Share this article

print logo

Rainwater cisterns to help cut down on water use costs

Rainwater is going to be recycled in several Erie County locations, substituting the millions of gallons of potable water that municipalities pay for and use for things like watering public gardens and washing garbage trucks.

A $626,000 Green Innovation grant, from the state Environmental Facilities Corp., will pay for the construction of five cisterns in the towns of Tonawanda and Aurora, the Village of Orchard Park and City of Buffalo.

Two will be built in the Town of Tonawanda -- at the highway garage on Woodward Avenue and the senior center on Ensminger Road. The others will be built at the county highway garage in Aurora, Orchard Park's highway garage, and at the Buffalo and Erie County Botanical Gardens.

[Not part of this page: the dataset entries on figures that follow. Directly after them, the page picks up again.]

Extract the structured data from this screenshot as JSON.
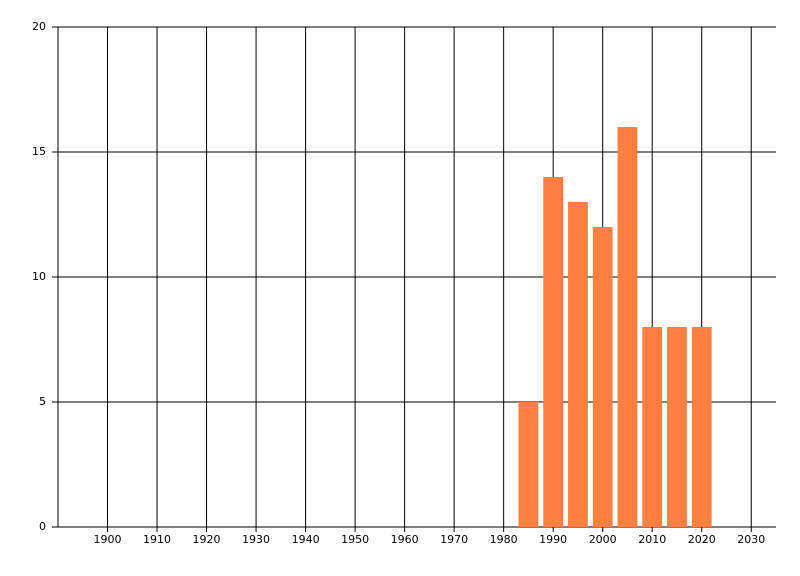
{
  "chart_data": {
    "type": "bar",
    "x": [
      1985,
      1990,
      1995,
      2000,
      2005,
      2010,
      2015,
      2020
    ],
    "values": [
      5,
      14,
      13,
      12,
      16,
      8,
      8,
      8
    ],
    "color": "#ff7f41",
    "xlim": [
      1890,
      2035
    ],
    "xticks": [
      1900,
      1910,
      1920,
      1930,
      1940,
      1950,
      1960,
      1970,
      1980,
      1990,
      2000,
      2010,
      2020,
      2030
    ],
    "ylim": [
      0,
      20
    ],
    "yticks": [
      0,
      5,
      10,
      15,
      20
    ],
    "grid": true
  }
}
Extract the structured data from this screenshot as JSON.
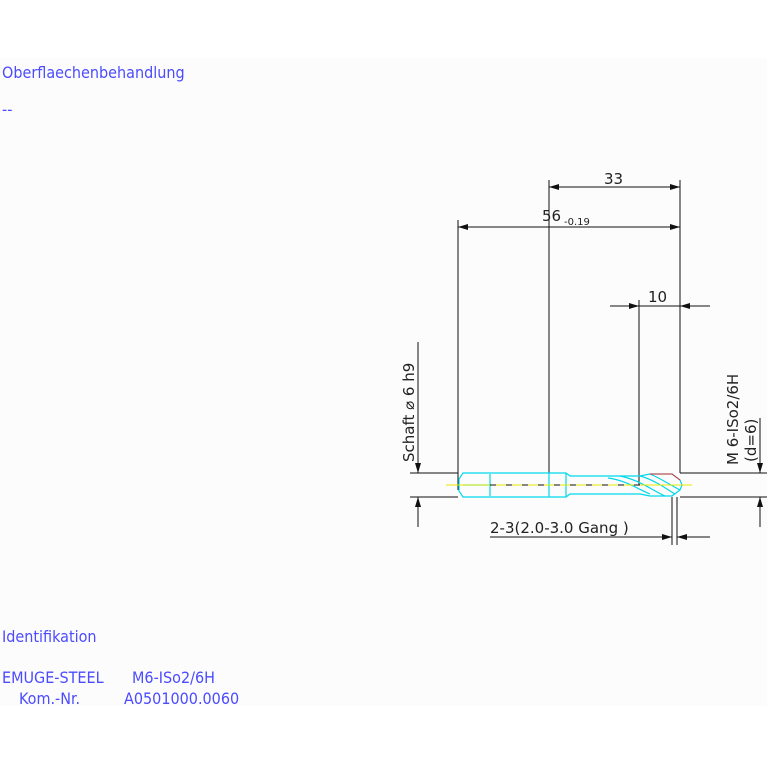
{
  "surface_treatment": {
    "label": "Oberflaechenbehandlung",
    "value": "--"
  },
  "dimensions": {
    "overall_length": {
      "value": "56",
      "tolerance": "-0.19"
    },
    "flute_length": "33",
    "thread_length": "10",
    "shank": "Schaft ⌀ 6 h9",
    "thread": "M 6-ISo2/6H",
    "thread_diameter": "(d=6)",
    "chamfer": "2-3(2.0-3.0 Gang  )"
  },
  "identification": {
    "label": "Identifikation",
    "line1_brand": "EMUGE-STEEL",
    "line1_thread": "M6-ISo2/6H",
    "line2_label": "Kom.-Nr.",
    "line2_value": "A0501000.0060"
  },
  "colors": {
    "text": "#4b4bff",
    "tool_outline": "#00d8ec",
    "centerline": "#e8e800",
    "dimension": "#111111"
  }
}
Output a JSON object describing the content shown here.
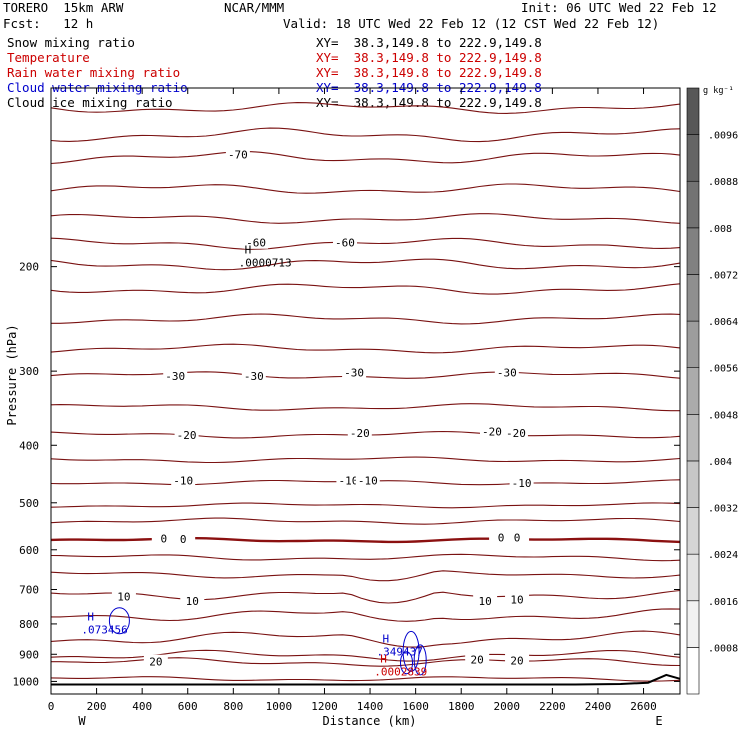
{
  "header": {
    "model": "TORERO  15km ARW",
    "center": "NCAR/MMM",
    "init": "Init: 06 UTC Wed 22 Feb 12",
    "fcst": "Fcst:   12 h",
    "valid": "Valid: 18 UTC Wed 22 Feb 12 (12 CST Wed 22 Feb 12)"
  },
  "fields": [
    {
      "name": "Snow mixing ratio",
      "xy": "XY=  38.3,149.8 to 222.9,149.8",
      "color": "#000000"
    },
    {
      "name": "Temperature",
      "xy": "XY=  38.3,149.8 to 222.9,149.8",
      "color": "#cc0000"
    },
    {
      "name": "Rain water mixing ratio",
      "xy": "XY=  38.3,149.8 to 222.9,149.8",
      "color": "#cc0000"
    },
    {
      "name": "Cloud water mixing ratio",
      "xy": "XY=  38.3,149.8 to 222.9,149.8",
      "color": "#0000cc"
    },
    {
      "name": "Cloud ice mixing ratio",
      "xy": "XY=  38.3,149.8 to 222.9,149.8",
      "color": "#000000"
    }
  ],
  "chart_data": {
    "type": "cross-section contour",
    "xlabel": "Distance (km)",
    "ylabel": "Pressure (hPa)",
    "xlim": [
      0,
      2760
    ],
    "ylim": [
      1050,
      100
    ],
    "y_scale": "log",
    "x_ticks": [
      0,
      200,
      400,
      600,
      800,
      1000,
      1200,
      1400,
      1600,
      1800,
      2000,
      2200,
      2400,
      2600
    ],
    "y_ticks": [
      200,
      300,
      400,
      500,
      600,
      700,
      800,
      900,
      1000
    ],
    "end_labels": {
      "left": "W",
      "right": "E"
    },
    "isotherm_colors": {
      "normal": "#7a1212",
      "zero": "#8b1010"
    },
    "isotherm_labels": [
      {
        "label": "-70",
        "x": 820,
        "p": 130
      },
      {
        "label": "-60",
        "x": 900,
        "p": 183
      },
      {
        "label": "-60",
        "x": 1290,
        "p": 183
      },
      {
        "label": "-30",
        "x": 545,
        "p": 307
      },
      {
        "label": "-30",
        "x": 890,
        "p": 307
      },
      {
        "label": "-30",
        "x": 1330,
        "p": 303
      },
      {
        "label": "-30",
        "x": 2000,
        "p": 303
      },
      {
        "label": "-20",
        "x": 595,
        "p": 386
      },
      {
        "label": "-20",
        "x": 1355,
        "p": 383
      },
      {
        "label": "-20",
        "x": 1935,
        "p": 381
      },
      {
        "label": "-20",
        "x": 2040,
        "p": 383
      },
      {
        "label": "-10",
        "x": 580,
        "p": 460
      },
      {
        "label": "-10",
        "x": 1305,
        "p": 460
      },
      {
        "label": "-10",
        "x": 1390,
        "p": 460
      },
      {
        "label": "-10",
        "x": 2065,
        "p": 465
      },
      {
        "label": "0",
        "x": 495,
        "p": 576
      },
      {
        "label": "0",
        "x": 580,
        "p": 578
      },
      {
        "label": "0",
        "x": 1975,
        "p": 574
      },
      {
        "label": "0",
        "x": 2045,
        "p": 574
      },
      {
        "label": "10",
        "x": 320,
        "p": 722
      },
      {
        "label": "10",
        "x": 620,
        "p": 735
      },
      {
        "label": "10",
        "x": 1905,
        "p": 735
      },
      {
        "label": "10",
        "x": 2045,
        "p": 730
      },
      {
        "label": "20",
        "x": 460,
        "p": 930
      },
      {
        "label": "20",
        "x": 1870,
        "p": 922
      },
      {
        "label": "20",
        "x": 2045,
        "p": 925
      }
    ],
    "extrema": [
      {
        "label": "H",
        "value": ".0000713",
        "x": 955,
        "p": 190,
        "color": "#000000"
      },
      {
        "label": "H",
        "value": ".073456",
        "x": 265,
        "p": 790,
        "color": "#0000cc"
      },
      {
        "label": "H",
        "value": ".349437",
        "x": 1560,
        "p": 860,
        "color": "#0000cc"
      },
      {
        "label": "H",
        "value": ".0002839",
        "x": 1550,
        "p": 930,
        "color": "#cc0000"
      }
    ],
    "colorbar": {
      "unit": "g kg⁻¹",
      "levels": [
        ".0008",
        ".0016",
        ".0024",
        ".0032",
        ".004",
        ".0048",
        ".0056",
        ".0064",
        ".0072",
        ".008",
        ".0088",
        ".0096"
      ]
    }
  }
}
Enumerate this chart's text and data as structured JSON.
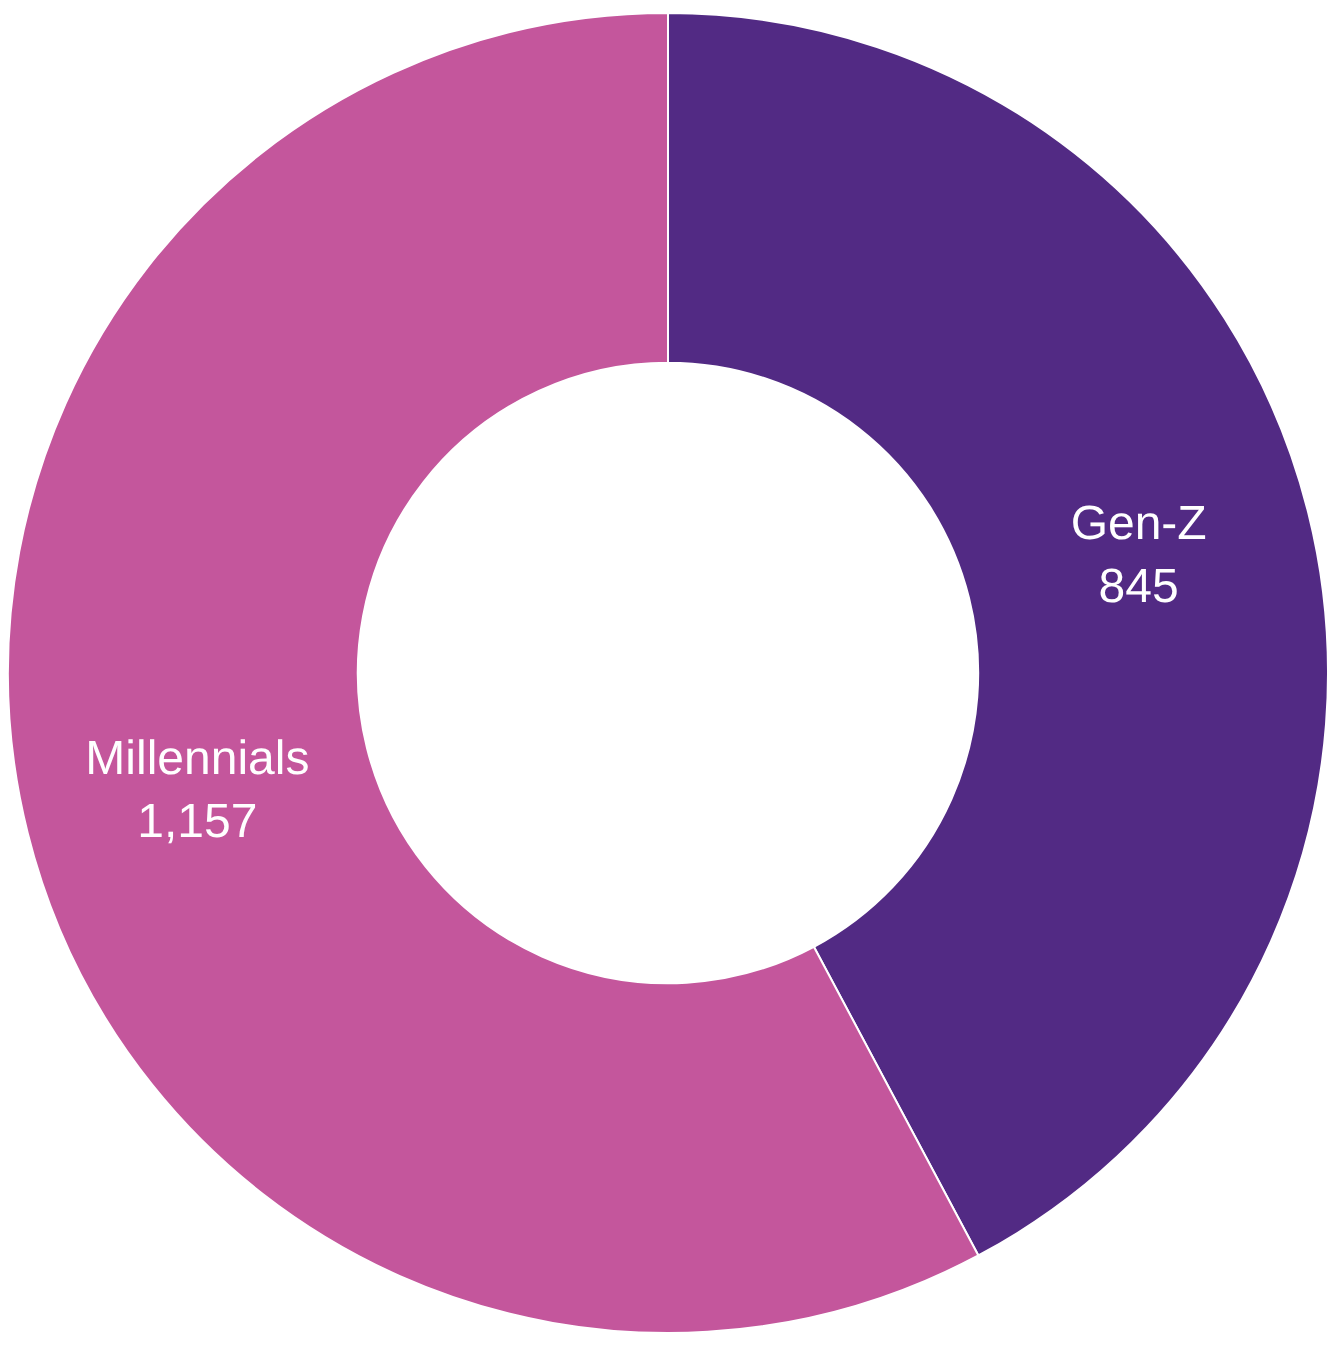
{
  "chart_data": {
    "type": "donut",
    "categories": [
      "Gen-Z",
      "Millennials"
    ],
    "values": [
      845,
      1157
    ],
    "colors": [
      "#522a84",
      "#c4569c"
    ],
    "value_labels": [
      "845",
      "1,157"
    ],
    "legend": false
  }
}
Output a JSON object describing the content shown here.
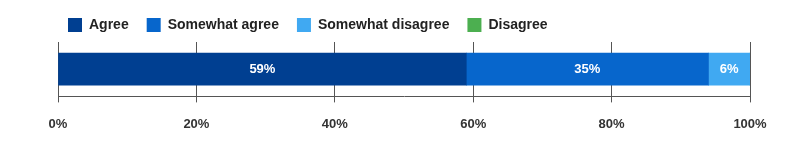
{
  "chart_data": {
    "type": "bar",
    "orientation": "horizontal",
    "stacked": true,
    "categories": [
      null
    ],
    "series": [
      {
        "name": "Agree",
        "color": "#003f91",
        "values": [
          59
        ],
        "value_labels": [
          "59%"
        ]
      },
      {
        "name": "Somewhat agree",
        "color": "#0766cc",
        "values": [
          35
        ],
        "value_labels": [
          "35%"
        ]
      },
      {
        "name": "Somewhat disagree",
        "color": "#40a9f2",
        "values": [
          6
        ],
        "value_labels": [
          "6%"
        ]
      },
      {
        "name": "Disagree",
        "color": "#4caf50",
        "values": [
          0
        ],
        "value_labels": [
          null
        ]
      }
    ],
    "xlim": [
      0,
      100
    ],
    "xticks": [
      {
        "value": 0,
        "label": "0%"
      },
      {
        "value": 20,
        "label": "20%"
      },
      {
        "value": 40,
        "label": "40%"
      },
      {
        "value": 60,
        "label": "60%"
      },
      {
        "value": 80,
        "label": "80%"
      },
      {
        "value": 100,
        "label": "100%"
      }
    ],
    "grid": true,
    "legend": "top-left",
    "data_labels": true,
    "tick_labels": "x"
  }
}
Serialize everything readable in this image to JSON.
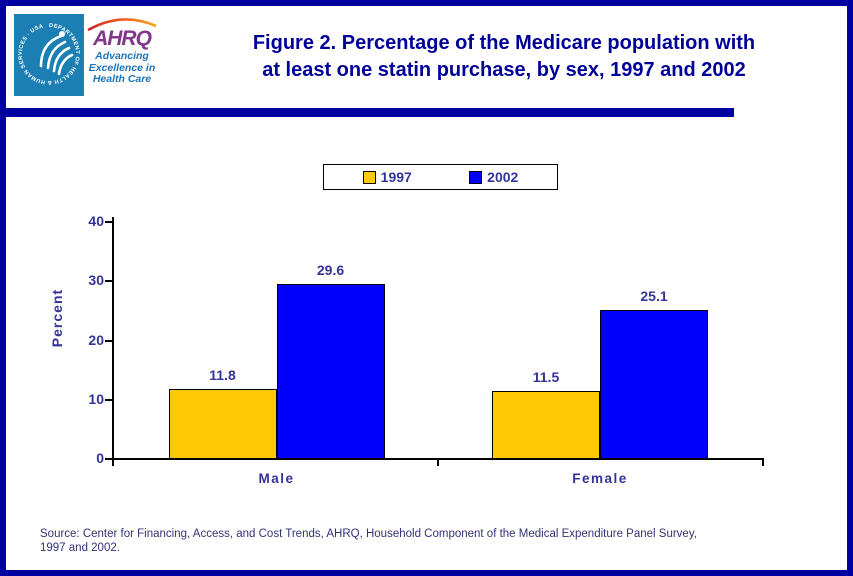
{
  "header": {
    "logo": {
      "seal_text": "DEPARTMENT OF HEALTH & HUMAN SERVICES · USA",
      "acronym": "AHRQ",
      "tagline_line1": "Advancing",
      "tagline_line2": "Excellence in",
      "tagline_line3": "Health Care"
    },
    "title_line1": "Figure 2. Percentage of the Medicare population with",
    "title_line2": "at least one statin purchase, by sex, 1997 and 2002"
  },
  "chart_data": {
    "type": "bar",
    "title": "Figure 2. Percentage of the Medicare population with at least one statin purchase, by sex, 1997 and 2002",
    "categories": [
      "Male",
      "Female"
    ],
    "series": [
      {
        "name": "1997",
        "values": [
          11.8,
          11.5
        ],
        "color": "#FFC908",
        "pattern": "dots"
      },
      {
        "name": "2002",
        "values": [
          29.6,
          25.1
        ],
        "color": "#0000FB",
        "pattern": "solid"
      }
    ],
    "xlabel": "",
    "ylabel": "Percent",
    "ylim": [
      0,
      40
    ],
    "yticks": [
      0,
      10,
      20,
      30,
      40
    ],
    "grid": false,
    "legend_position": "top-center",
    "value_labels": true
  },
  "source": {
    "line1": "Source: Center for Financing, Access, and Cost Trends, AHRQ, Household Component of the Medical Expenditure Panel Survey,",
    "line2": "1997 and 2002."
  },
  "colors": {
    "page_border": "#0000A0",
    "title_text": "#000099",
    "chart_text": "#333399",
    "source_text": "#333377",
    "bar_1997": "#FFC908",
    "bar_1997_dot": "#E0951E",
    "bar_2002": "#0000FB",
    "hhs_seal_blue": "#1B7FB4",
    "ahrq_purple": "#82368C",
    "ahrq_tagline_blue": "#1B75BB",
    "axis_line": "#000000"
  }
}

"Through these five cistern projects countywide, we are looking at two million gallons of water that we are going to be conserving," said Thomas R. Hersey Jr., coordinator of pollution prevention programs for the county's Department of Environment and Planning.

Hersey also is chairman of the Commission for the Conservation of the Environment in the Town of Tonawanda, where lawmakers signed off this week on an intermunicipal agreement for the design and construction of the cisterns.

The estimated cost of the project is $732,200. Communities are required to contribute 10 percent, but they can "pay" their shares with in-kind services, Hersey said.

"Nobody's coming up with actual dollars out of a budget," he said.

The design of the cistern systems, which will be installed underground, hasn't been finalized. "Our thinking, at this point, it's probably going to be a series of tanks," Hersey said.

Municipalities don't pay much for water, Hersey said, but he estimated the combined annual savings at approximately $100,000.

Rainwater now flows across roofs and into downspouts, some of which are tied into storm sewers. In the Town of Tonawanda, heavy rains occasionally have overwhelmed the aging sewer system, leading to problems with environmental regulators.

"We are not only going to reuse [water], that's over a million gallons of storm water that will not be taking up capacity in the town's storm system," Hersey said. Further, less water traveling through the storm sewers means less of an impact, such as erosion, on the natural waterways into which storm water flows.

The next step is developing a request for proposals, Hersey said; the goal is to have all five systems installed by the end of this construction season.